Our first adjustment is to having a real stove. This means we can use multiple elements to cook, and that we can cook meals that require simmering. Our campstove was loud – it sounded like a jet engine when it was on – making it impossible to forget about. Our home stove is electric, providing silent and invisible heat. Both of us have been caught forgetting to turn the stove off or forgetting that something was simmering only to be reminded when the house smells of burnt food. We have had to institute a rule: any time you are cooking and leave the kitchen with the stove on, you must set the stove alarm – even if it is only for a minute or two!
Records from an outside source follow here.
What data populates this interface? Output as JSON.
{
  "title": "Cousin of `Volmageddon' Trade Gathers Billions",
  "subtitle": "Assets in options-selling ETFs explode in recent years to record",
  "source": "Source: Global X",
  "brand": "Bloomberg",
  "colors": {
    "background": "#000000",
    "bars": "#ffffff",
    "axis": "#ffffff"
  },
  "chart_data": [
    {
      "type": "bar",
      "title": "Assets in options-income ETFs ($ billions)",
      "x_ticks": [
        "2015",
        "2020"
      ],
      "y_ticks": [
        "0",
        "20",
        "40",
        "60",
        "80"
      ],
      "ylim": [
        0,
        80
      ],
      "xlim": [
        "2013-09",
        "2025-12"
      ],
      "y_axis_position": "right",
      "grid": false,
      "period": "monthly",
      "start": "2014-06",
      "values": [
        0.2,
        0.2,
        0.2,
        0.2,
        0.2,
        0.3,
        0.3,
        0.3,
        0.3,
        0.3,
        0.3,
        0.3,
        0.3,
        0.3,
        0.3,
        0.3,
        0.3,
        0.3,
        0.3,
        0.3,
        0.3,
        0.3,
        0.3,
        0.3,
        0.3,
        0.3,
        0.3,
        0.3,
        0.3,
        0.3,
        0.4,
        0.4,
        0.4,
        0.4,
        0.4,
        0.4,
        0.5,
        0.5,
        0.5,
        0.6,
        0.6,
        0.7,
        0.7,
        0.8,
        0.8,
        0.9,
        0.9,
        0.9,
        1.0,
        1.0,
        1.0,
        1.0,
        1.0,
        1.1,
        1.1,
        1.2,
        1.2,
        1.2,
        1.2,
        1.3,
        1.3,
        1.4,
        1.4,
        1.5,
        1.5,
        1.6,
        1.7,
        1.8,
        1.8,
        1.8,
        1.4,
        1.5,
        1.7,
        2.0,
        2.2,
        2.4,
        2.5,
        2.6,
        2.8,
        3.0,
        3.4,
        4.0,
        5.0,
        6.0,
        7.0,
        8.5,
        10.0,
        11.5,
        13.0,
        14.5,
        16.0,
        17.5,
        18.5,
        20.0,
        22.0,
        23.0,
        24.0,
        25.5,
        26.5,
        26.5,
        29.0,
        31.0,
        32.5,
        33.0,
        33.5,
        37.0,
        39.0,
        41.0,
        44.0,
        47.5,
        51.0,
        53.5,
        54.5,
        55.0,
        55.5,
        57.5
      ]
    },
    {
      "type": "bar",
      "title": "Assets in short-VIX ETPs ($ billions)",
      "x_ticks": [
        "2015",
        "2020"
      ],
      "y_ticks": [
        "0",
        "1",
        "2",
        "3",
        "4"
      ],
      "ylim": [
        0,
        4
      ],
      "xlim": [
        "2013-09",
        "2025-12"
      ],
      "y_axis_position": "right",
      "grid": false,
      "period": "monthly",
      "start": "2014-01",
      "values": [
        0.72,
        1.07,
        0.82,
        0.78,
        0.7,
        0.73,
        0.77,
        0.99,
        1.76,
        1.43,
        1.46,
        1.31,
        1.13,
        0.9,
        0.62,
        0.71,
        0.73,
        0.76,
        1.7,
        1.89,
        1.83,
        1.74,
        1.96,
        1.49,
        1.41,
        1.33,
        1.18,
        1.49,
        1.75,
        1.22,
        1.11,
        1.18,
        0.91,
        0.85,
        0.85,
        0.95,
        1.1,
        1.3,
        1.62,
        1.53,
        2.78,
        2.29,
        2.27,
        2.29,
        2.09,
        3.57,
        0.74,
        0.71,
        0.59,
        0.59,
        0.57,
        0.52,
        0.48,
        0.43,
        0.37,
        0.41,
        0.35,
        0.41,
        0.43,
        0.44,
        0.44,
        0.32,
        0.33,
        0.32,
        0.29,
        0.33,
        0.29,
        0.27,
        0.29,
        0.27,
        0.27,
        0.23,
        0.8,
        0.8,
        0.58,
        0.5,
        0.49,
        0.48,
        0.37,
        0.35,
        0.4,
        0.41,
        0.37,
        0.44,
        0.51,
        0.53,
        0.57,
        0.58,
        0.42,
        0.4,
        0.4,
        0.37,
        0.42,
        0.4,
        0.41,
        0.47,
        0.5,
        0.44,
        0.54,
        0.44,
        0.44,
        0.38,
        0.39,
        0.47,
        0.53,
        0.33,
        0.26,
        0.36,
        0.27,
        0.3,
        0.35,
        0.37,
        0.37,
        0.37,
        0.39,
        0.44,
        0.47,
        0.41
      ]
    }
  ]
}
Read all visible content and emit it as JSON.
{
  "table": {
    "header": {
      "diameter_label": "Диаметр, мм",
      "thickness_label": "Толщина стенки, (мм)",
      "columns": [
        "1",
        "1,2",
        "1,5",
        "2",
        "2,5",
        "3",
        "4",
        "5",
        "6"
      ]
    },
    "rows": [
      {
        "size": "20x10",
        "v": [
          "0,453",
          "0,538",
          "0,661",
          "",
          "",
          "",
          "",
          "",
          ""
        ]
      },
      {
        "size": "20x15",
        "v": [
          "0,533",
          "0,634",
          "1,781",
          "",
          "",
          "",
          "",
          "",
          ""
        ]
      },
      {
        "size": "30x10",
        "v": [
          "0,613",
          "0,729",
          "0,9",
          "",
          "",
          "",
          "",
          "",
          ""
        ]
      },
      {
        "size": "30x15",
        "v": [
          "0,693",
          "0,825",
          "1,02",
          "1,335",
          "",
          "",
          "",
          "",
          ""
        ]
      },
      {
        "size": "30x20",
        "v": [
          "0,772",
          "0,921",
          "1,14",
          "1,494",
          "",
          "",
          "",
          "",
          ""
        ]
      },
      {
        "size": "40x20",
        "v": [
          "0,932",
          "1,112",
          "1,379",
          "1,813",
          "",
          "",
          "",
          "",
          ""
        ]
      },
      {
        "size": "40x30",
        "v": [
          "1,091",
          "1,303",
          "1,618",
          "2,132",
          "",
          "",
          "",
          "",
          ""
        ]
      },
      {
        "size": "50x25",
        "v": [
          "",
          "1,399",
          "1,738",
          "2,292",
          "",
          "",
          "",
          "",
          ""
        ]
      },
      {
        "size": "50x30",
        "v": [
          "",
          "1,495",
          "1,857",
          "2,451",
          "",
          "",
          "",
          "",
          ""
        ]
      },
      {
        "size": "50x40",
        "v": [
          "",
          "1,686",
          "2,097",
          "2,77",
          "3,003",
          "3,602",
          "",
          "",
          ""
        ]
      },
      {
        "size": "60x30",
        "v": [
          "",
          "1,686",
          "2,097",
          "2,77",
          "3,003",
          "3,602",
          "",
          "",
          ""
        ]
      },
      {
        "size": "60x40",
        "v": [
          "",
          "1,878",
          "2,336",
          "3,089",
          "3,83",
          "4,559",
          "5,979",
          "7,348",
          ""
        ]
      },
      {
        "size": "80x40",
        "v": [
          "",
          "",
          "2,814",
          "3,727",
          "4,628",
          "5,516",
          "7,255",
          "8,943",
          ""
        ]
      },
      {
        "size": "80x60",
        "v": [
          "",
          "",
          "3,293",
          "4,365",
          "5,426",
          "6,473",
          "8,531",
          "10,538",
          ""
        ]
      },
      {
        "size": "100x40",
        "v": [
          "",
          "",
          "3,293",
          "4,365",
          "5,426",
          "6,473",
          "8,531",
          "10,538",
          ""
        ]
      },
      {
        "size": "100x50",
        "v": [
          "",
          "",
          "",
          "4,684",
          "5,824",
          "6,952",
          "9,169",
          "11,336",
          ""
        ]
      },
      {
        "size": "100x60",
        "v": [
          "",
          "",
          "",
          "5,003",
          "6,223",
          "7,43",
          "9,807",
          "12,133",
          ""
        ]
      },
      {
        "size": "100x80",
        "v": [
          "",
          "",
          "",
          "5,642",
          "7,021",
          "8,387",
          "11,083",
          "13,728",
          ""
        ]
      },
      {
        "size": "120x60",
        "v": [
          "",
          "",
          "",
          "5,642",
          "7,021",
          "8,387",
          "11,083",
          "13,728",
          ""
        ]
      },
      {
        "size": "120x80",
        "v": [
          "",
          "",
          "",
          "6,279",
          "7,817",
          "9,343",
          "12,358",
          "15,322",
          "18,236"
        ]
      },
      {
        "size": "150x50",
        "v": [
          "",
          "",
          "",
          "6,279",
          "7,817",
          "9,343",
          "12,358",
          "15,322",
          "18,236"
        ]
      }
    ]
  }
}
Our second adjustment is to having regular access to laundry facilities. We find ourselves unsure how many times we should be wearing the same clothing article before it should be laundered. We wonder if we are washing our pants and shirts way to frequently, as we seem to be doing laundry every day. Of course, our lack of clothing also contributes to the frequency in which we need to do laundry – but we still wonder if we are washing things too soon or too late. If you think we smell, please let us know!
Finally, we (especially Becky) have found it really disconcerting to be a passenger in a car. The whole idea of moving at such high speeds without any control is downright scary. Interestingly, driving doesn’t pose such a problem – although driving requires more mental energy than it used to. I’m sure with a little more time in vehicles we will re-adjust.